Infinite sponsorship

I’ve just been reading the novel Infinite Jest, and immediately struck by the originality of Wallace’s conception of corporate sponsorship. Universities such as my own have been willing to paste sponsors’ names on buildings, institutes, libraries, posts, scholarships, quadrangles, and pretty much anything else that is identifiable on a map or organisational chart, but they have left the temporal dimension barely touched. Whereas in Wallace’s novel the naming rights to years are sold off, so that a date might be referred to as 1 November, Year of the Depend Adult Undergarment, or Year of the Trial Size Dove Bar, we still name our terms for medieval feast days: Michaelmas, Hilary, and Trinity terms. Imagine if, instead, we had Nuffield Term, Sainsbury Term, and (Your-Name-Here) Term.

Of course, that is not the limit. (Of course!) There are periodic arguments in my subject over abandoning the dowdy name of “Statistics”. “Information science” and “Data science”are two alternatives that have been proposed. But if we are going to change our name, why not get paid for it? We could become the Department of GlaxoSmithKline. Across the way the Computing Laboratory would become the Department of Google. And what we now know as the Department of Mathematics would be more recognisable to prospective students as the Department of Goldman Sachs. They’re not fooling anyone.

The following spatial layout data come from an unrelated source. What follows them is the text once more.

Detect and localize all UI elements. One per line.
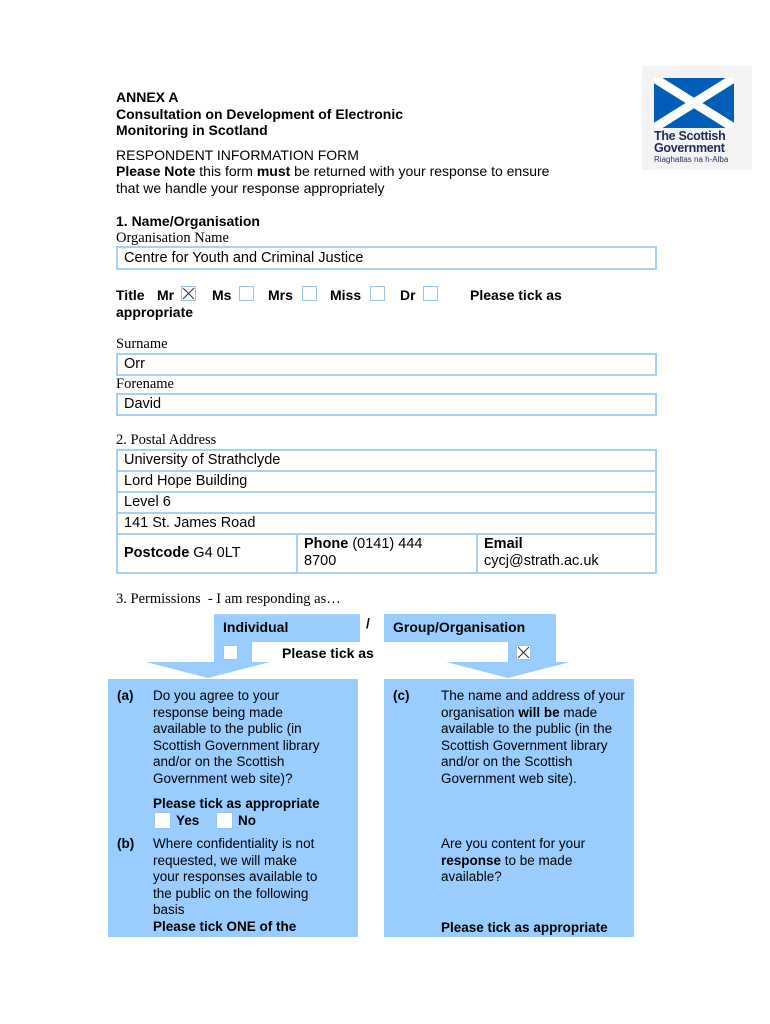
address-line-2[interactable]: Lord Hope Building	[118, 472, 655, 493]
annex-label: ANNEX A	[116, 89, 179, 105]
note-text-2: be returned with your response to ensure	[290, 163, 550, 179]
question-a-line: Do you agree to your	[153, 688, 280, 703]
title-option-dr-label: Dr	[400, 287, 416, 303]
contact-row	[118, 535, 655, 572]
phone-value-1: (0141) 444	[348, 536, 423, 552]
question-b-line: requested, we will make	[153, 852, 298, 868]
note-line-2: that we handle your response appropriately	[116, 180, 385, 196]
question-a-line: available to the public (in	[153, 721, 302, 737]
title-mr-checkbox[interactable]	[181, 286, 196, 301]
content-bold: response	[441, 852, 502, 868]
yes-checkbox[interactable]	[154, 812, 171, 829]
form-title: RESPONDENT INFORMATION FORM	[116, 147, 359, 163]
group-label: Group/Organisation	[393, 619, 526, 635]
email-value: cycj@strath.ac.uk	[484, 553, 599, 569]
title-line-2: Monitoring in Scotland	[116, 122, 268, 138]
question-c-line: Scottish Government library	[441, 737, 608, 753]
section-2-heading: 2. Postal Address	[116, 432, 217, 448]
tick-as-label: Please tick as	[282, 645, 374, 661]
checked-x-icon	[181, 286, 196, 301]
question-c-text	[441, 688, 625, 788]
postcode-label: Postcode	[124, 545, 190, 561]
question-a-line: response being made	[153, 704, 283, 720]
no-label: No	[238, 813, 256, 828]
question-b-text	[153, 836, 317, 936]
email-cell[interactable]	[484, 536, 599, 570]
checked-x-icon	[516, 645, 531, 660]
title-option-ms-label: Ms	[212, 287, 232, 303]
address-line-3[interactable]: Level 6	[118, 493, 655, 514]
tick-note-2: appropriate	[116, 304, 194, 320]
divider	[476, 535, 478, 572]
title-miss-checkbox[interactable]	[370, 286, 385, 301]
no-checkbox[interactable]	[216, 812, 233, 829]
surname-field[interactable]: Orr	[116, 353, 657, 376]
question-a-line: and/or on the Scottish	[153, 754, 285, 770]
question-a-line: Scottish Government library	[153, 737, 320, 753]
question-c-text-part: made	[559, 704, 598, 720]
section-1-heading: 1. Name/Organisation	[116, 213, 260, 229]
phone-label: Phone	[304, 536, 349, 552]
question-a-tick: Please tick as appropriate	[153, 796, 320, 811]
question-c-label: (c)	[393, 688, 410, 703]
question-a-label: (a)	[117, 688, 134, 703]
note-line-1	[116, 163, 549, 180]
logo-line-2: Government	[654, 141, 725, 155]
question-b-tick: Please tick ONE of the	[153, 918, 297, 934]
title-dr-checkbox[interactable]	[423, 286, 438, 301]
yes-label: Yes	[176, 813, 200, 828]
postcode-value: G4 0LT	[189, 545, 241, 561]
question-c-line	[441, 705, 625, 722]
postal-address-box	[116, 449, 657, 574]
question-b-line: your responses available to	[153, 869, 318, 885]
group-checkbox[interactable]	[516, 645, 531, 660]
respondent-type-bar	[214, 614, 556, 642]
forename-field[interactable]: David	[116, 393, 657, 416]
question-b-line: the public on the following	[153, 885, 309, 901]
phone-value-2: 8700	[304, 553, 337, 569]
title-option-mr-label: Mr	[157, 287, 175, 303]
question-c-bold: will be	[518, 704, 560, 720]
forename-label: Forename	[116, 376, 174, 392]
address-line-1[interactable]: University of Strathclyde	[118, 451, 655, 472]
question-a-line: Government web site)?	[153, 770, 293, 786]
title-mrs-checkbox[interactable]	[302, 286, 317, 301]
slash-cell	[360, 614, 384, 642]
section-3-heading: 3. Permissions - I am responding as…	[116, 591, 341, 607]
note-text-1: this form	[195, 163, 257, 179]
postcode-cell[interactable]	[124, 545, 241, 561]
content-line	[441, 853, 585, 870]
individual-label: Individual	[223, 619, 289, 635]
arrow-down-icon	[446, 662, 570, 678]
note-bold-2: must	[256, 163, 291, 179]
content-line: available?	[441, 869, 502, 885]
question-c-text-part: organisation	[441, 704, 519, 720]
title-option-mrs-label: Mrs	[268, 287, 293, 303]
logo-line-1: The Scottish	[654, 129, 726, 143]
question-c-line: available to the public (in the	[441, 721, 613, 737]
question-b-line: basis	[153, 902, 185, 918]
arrow-down-icon	[146, 662, 270, 678]
phone-cell[interactable]	[304, 536, 422, 570]
content-tick: Please tick as appropriate	[441, 920, 608, 935]
surname-label: Surname	[116, 336, 168, 352]
question-c-line: The name and address of your	[441, 688, 625, 703]
saltire-flag-icon	[654, 78, 734, 128]
tick-note: Please tick as	[470, 287, 562, 303]
content-line: Are you content for your	[441, 836, 586, 851]
note-bold-1: Please Note	[116, 163, 196, 179]
scottish-government-logo	[642, 66, 752, 170]
individual-checkbox[interactable]	[223, 645, 238, 660]
question-c-line: Government web site).	[441, 770, 577, 786]
question-c-line: and/or on the Scottish	[441, 754, 573, 770]
address-line-4[interactable]: 141 St. James Road	[118, 514, 655, 535]
slash-label: /	[366, 615, 370, 631]
title-ms-checkbox[interactable]	[239, 286, 254, 301]
question-b-label: (b)	[117, 836, 135, 851]
divider	[296, 535, 298, 572]
title-option-miss-label: Miss	[330, 287, 362, 303]
org-name-label: Organisation Name	[116, 230, 229, 246]
org-name-field[interactable]: Centre for Youth and Criminal Justice	[116, 246, 657, 270]
question-a-text	[153, 688, 320, 788]
content-question	[441, 836, 585, 886]
content-text-part: to be made	[501, 852, 573, 868]
email-label: Email	[484, 536, 523, 552]
title-label: Title	[116, 287, 145, 303]
title-line-1: Consultation on Development of Electronic	[116, 106, 404, 122]
question-b-line: Where confidentiality is not	[153, 836, 315, 851]
logo-line-3: Riaghaltas na h-Alba	[654, 155, 729, 164]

The Rhodes goes ever on and on

It is decided: The Rhodes statue remains at Oriel College. What was promised to be a long and thoughtful reconsideration of the appropriateness of honouring a notorious racist in the facade of an educational institution of the twenty-first century was short-circuited by threats to withdraw £100 million pounds in donations. The ruling class has spoken! Surely, at the least, we can agree that this demolishes the notion that Rhodes is a mere quaint historical figure, whose ideology is of no concern. Clearly there are quite a few mighty pillars of the establishment who feel that an assault on the honour due to a man who brought great wealth and power to Britain through dispossessing, subjugating, and frankly murdering members of what he considered “childish” and “subject races”.

Most bizarre is the appearance of an extreme form of the standard political-correctness jiu-jitsu, whereby students raising their voices in protest constitute an assault upon free speech, while the superannuated poobahs who tell them to shut up until they have their own directorship of a major bank are the guardians of liberty. And we academic hired hands are neglecting our pedagogical duty if we don’t help them tie on the gag.

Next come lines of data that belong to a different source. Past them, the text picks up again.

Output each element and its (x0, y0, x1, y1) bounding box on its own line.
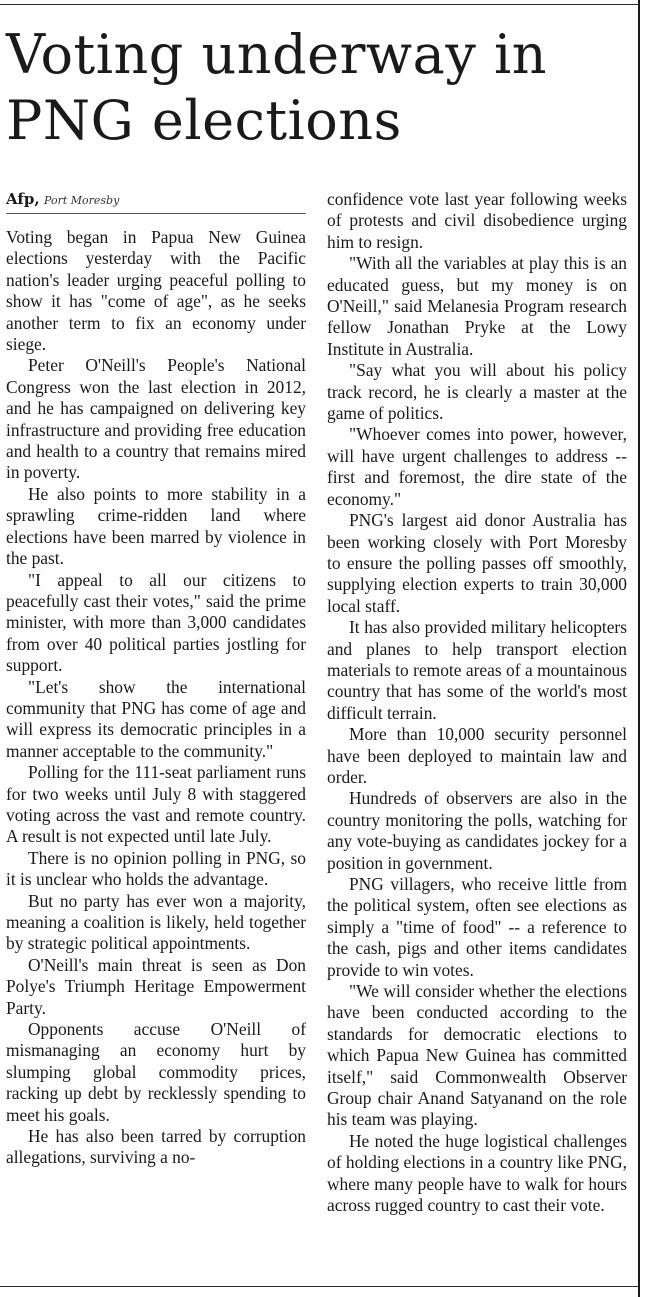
paragraph: O'Neill's main threat is seen as Don Polye's Triumph Heritage Empowerment Party. (6, 954, 306, 1018)
paragraph: "I appeal to all our citizens to peacefully cast their votes," said the prime minister, with more than 3,000 candidates from over 40 political parties jostling for support. (6, 569, 306, 676)
paragraph: PNG villagers, who receive little from the political system, often see elections as simply a "time of food" -- a reference to the cash, pigs and other items candidates provide to win votes. (327, 874, 627, 980)
byline-location: Port Moresby (44, 194, 120, 207)
headline: Voting underway in PNG elections (6, 23, 548, 152)
paragraph: It has also provided military helicopters and planes to help transport election materials to remote areas of a mountainous country that has some of the world's most difficult terrain. (327, 617, 627, 723)
article-column-left (6, 227, 306, 1169)
paragraph: He noted the huge logistical challenges of holding elections in a country like PNG, where many people have to walk for hours across rugged country to cast their vote. (327, 1130, 627, 1216)
paragraph: He also points to more stability in a sprawling crime-ridden land where elections have been marred by violence in the past. (6, 483, 306, 569)
paragraph: Peter O'Neill's People's National Congress won the last election in 2012, and he has campaigned on delivering key infrastructure and providing free education and health to a country that remains mired in poverty. (6, 355, 306, 483)
paragraph: More than 10,000 security personnel have been deployed to maintain law and order. (327, 724, 627, 787)
byline-agency: Afp, (6, 190, 40, 208)
paragraph: confidence vote last year following weeks of protests and civil disobedience urging him to resign. (327, 189, 627, 252)
paragraph: He has also been tarred by corruption allegations, surviving a no- (6, 1126, 306, 1168)
paragraph: Hundreds of observers are also in the country monitoring the polls, watching for any vote-buying as candidates jockey for a position in government. (327, 788, 627, 873)
paragraph: PNG's largest aid donor Australia has been working closely with Port Moresby to ensure the polling passes off smoothly, supplying election experts to train 30,000 local staff. (327, 510, 627, 616)
top-rule (0, 4, 638, 5)
paragraph: But no party has ever won a majority, meaning a coalition is likely, held together by strategic political appointments. (6, 890, 306, 954)
paragraph: "With all the variables at play this is an educated guess, but my money is on O'Neill," said Melanesia Program research fellow Jonathan Pryke at the Lowy Institute in Australia. (327, 253, 627, 359)
paragraph: Polling for the 111-seat parliament runs for two weeks until July 8 with staggered voting across the vast and remote country. A result is not expected until late July. (6, 762, 306, 847)
paragraph: "We will consider whether the elections have been conducted according to the standards for democratic elections to which Papua New Guinea has committed itself," said Commonwealth Observer Group chair Anand Satyanand on the role his team was playing. (327, 981, 627, 1130)
paragraph: There is no opinion polling in PNG, so it is unclear who holds the advantage. (6, 847, 306, 890)
paragraph: "Let's show the international community that PNG has come of age and will express its democratic principles in a manner acceptable to the community." (6, 676, 306, 761)
bottom-rule (0, 1286, 638, 1287)
paragraph: Opponents accuse O'Neill of mismanaging an economy hurt by slumping global commodity prices, racking up debt by recklessly spending to meet his goals. (6, 1019, 306, 1125)
article-column-right (327, 189, 627, 1217)
column-rule (638, 0, 640, 1297)
paragraph: "Whoever comes into power, however, will have urgent challenges to address -- first and foremost, the dire state of the economy." (327, 424, 627, 509)
paragraph: Voting began in Papua New Guinea elections yesterday with the Pacific nation's leader urging peaceful polling to show it has "come of age", as he seeks another term to fix an economy under siege. (6, 227, 306, 355)
byline-rule (6, 213, 306, 214)
byline (6, 190, 119, 210)
paragraph: "Say what you will about his policy track record, he is clearly a master at the game of politics. (327, 360, 627, 424)
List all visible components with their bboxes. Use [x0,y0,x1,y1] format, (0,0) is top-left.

As I remarked before, they talk as though the protesters sought to excise the name of Rhodes from the history books with knives and acid, rather than proposing that the Rhodes statue be removed from its place of honour to a museum, where it can be viewed neutrally among other historical artefacts.

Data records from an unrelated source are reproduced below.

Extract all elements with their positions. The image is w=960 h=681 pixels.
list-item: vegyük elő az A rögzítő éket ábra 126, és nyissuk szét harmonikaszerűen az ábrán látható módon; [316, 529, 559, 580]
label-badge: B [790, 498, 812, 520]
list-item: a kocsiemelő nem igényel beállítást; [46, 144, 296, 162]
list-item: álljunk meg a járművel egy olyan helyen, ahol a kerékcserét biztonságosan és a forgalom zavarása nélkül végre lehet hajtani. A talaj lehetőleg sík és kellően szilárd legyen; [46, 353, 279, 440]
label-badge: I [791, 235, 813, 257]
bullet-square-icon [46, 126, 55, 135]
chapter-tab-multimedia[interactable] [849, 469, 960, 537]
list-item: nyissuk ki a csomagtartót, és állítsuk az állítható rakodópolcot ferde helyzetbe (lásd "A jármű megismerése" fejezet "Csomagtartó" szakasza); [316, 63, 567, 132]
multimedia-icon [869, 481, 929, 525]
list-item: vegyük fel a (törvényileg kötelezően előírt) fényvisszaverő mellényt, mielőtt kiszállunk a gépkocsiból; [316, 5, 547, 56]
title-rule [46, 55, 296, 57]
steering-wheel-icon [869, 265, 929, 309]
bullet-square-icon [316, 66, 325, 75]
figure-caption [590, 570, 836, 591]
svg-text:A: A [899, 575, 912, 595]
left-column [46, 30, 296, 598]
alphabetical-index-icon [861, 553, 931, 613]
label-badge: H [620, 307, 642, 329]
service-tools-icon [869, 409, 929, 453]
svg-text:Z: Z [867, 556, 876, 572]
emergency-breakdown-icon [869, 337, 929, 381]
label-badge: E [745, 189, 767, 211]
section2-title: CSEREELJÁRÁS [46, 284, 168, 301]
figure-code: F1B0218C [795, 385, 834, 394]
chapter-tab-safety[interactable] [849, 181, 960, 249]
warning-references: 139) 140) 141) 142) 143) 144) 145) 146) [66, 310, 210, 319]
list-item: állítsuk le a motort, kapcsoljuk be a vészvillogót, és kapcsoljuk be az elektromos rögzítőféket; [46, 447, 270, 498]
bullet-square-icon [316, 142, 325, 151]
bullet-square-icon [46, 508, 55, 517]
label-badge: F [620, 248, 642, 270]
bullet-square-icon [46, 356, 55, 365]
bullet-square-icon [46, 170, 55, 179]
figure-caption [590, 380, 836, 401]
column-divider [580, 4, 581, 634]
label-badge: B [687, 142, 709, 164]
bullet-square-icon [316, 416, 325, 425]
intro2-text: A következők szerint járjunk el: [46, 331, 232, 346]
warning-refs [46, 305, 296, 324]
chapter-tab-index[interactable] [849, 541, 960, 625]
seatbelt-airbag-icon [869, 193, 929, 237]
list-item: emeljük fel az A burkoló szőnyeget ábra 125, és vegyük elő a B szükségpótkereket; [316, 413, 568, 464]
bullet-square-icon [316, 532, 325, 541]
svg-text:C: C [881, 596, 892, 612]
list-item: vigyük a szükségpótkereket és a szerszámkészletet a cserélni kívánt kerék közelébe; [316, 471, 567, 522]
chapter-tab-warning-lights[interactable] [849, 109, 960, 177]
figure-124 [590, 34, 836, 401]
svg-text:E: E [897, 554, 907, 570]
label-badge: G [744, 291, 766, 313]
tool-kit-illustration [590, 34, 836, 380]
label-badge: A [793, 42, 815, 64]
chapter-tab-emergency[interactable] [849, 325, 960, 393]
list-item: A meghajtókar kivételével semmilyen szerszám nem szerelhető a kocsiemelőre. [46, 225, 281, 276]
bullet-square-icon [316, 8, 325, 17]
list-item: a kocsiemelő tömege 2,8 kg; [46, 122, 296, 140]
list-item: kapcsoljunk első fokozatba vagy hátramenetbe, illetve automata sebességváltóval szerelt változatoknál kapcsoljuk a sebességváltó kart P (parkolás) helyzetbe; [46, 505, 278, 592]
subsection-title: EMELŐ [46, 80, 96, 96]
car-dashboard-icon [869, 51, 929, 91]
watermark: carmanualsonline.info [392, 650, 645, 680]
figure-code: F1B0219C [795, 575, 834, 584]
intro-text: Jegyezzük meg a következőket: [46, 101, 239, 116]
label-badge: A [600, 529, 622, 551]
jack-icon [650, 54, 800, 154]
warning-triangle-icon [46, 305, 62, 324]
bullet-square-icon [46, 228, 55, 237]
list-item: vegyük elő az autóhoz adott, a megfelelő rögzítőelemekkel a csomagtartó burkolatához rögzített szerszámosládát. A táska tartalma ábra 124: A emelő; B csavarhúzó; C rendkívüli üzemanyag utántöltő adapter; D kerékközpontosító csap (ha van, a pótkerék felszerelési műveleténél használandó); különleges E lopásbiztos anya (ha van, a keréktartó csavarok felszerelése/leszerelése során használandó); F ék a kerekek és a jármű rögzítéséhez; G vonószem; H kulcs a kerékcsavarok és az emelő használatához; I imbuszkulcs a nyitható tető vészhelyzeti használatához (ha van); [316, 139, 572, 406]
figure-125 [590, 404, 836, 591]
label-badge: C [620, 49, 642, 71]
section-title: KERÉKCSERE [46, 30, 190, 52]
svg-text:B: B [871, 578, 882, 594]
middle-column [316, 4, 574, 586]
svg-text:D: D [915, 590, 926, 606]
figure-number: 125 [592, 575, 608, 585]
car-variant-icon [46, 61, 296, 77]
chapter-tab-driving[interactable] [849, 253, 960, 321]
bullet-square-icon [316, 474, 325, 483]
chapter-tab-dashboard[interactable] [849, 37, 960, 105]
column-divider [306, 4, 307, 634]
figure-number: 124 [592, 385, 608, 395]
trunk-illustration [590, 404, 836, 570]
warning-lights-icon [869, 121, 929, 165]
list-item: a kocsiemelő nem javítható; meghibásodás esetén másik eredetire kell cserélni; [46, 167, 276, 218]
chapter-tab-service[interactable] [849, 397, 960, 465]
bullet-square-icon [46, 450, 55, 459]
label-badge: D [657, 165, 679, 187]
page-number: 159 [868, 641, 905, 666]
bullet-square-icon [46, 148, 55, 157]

There is an argument that says, the Rhodes Must Fall argument points to general iconoclasm. What statue would stand if we judge the attitudes of our past heroes by contemporary standards. Putting aside the question of whether a complete lack of granite equestrians would impoverish modern urban life or undermine public morals, there is a vast difference between a historical figure who is honoured for great accomplishments and services to his country, but who shared in what we now consider benighted attitudes of his time; and Rhodes, whose accomplishments consist in dispossession and subjugation of other races. Take away the racism and imperialism from Rhodes and nothing remains.

Obviously, different views of the Rhodes statue are possible. What I find extraordinary is the accusation that even to raise the issue is somehow improper. That this is presented as a defence of free speech only demonstrates how the implicit critique has driven some portion of the elite into unreasoning frenzy.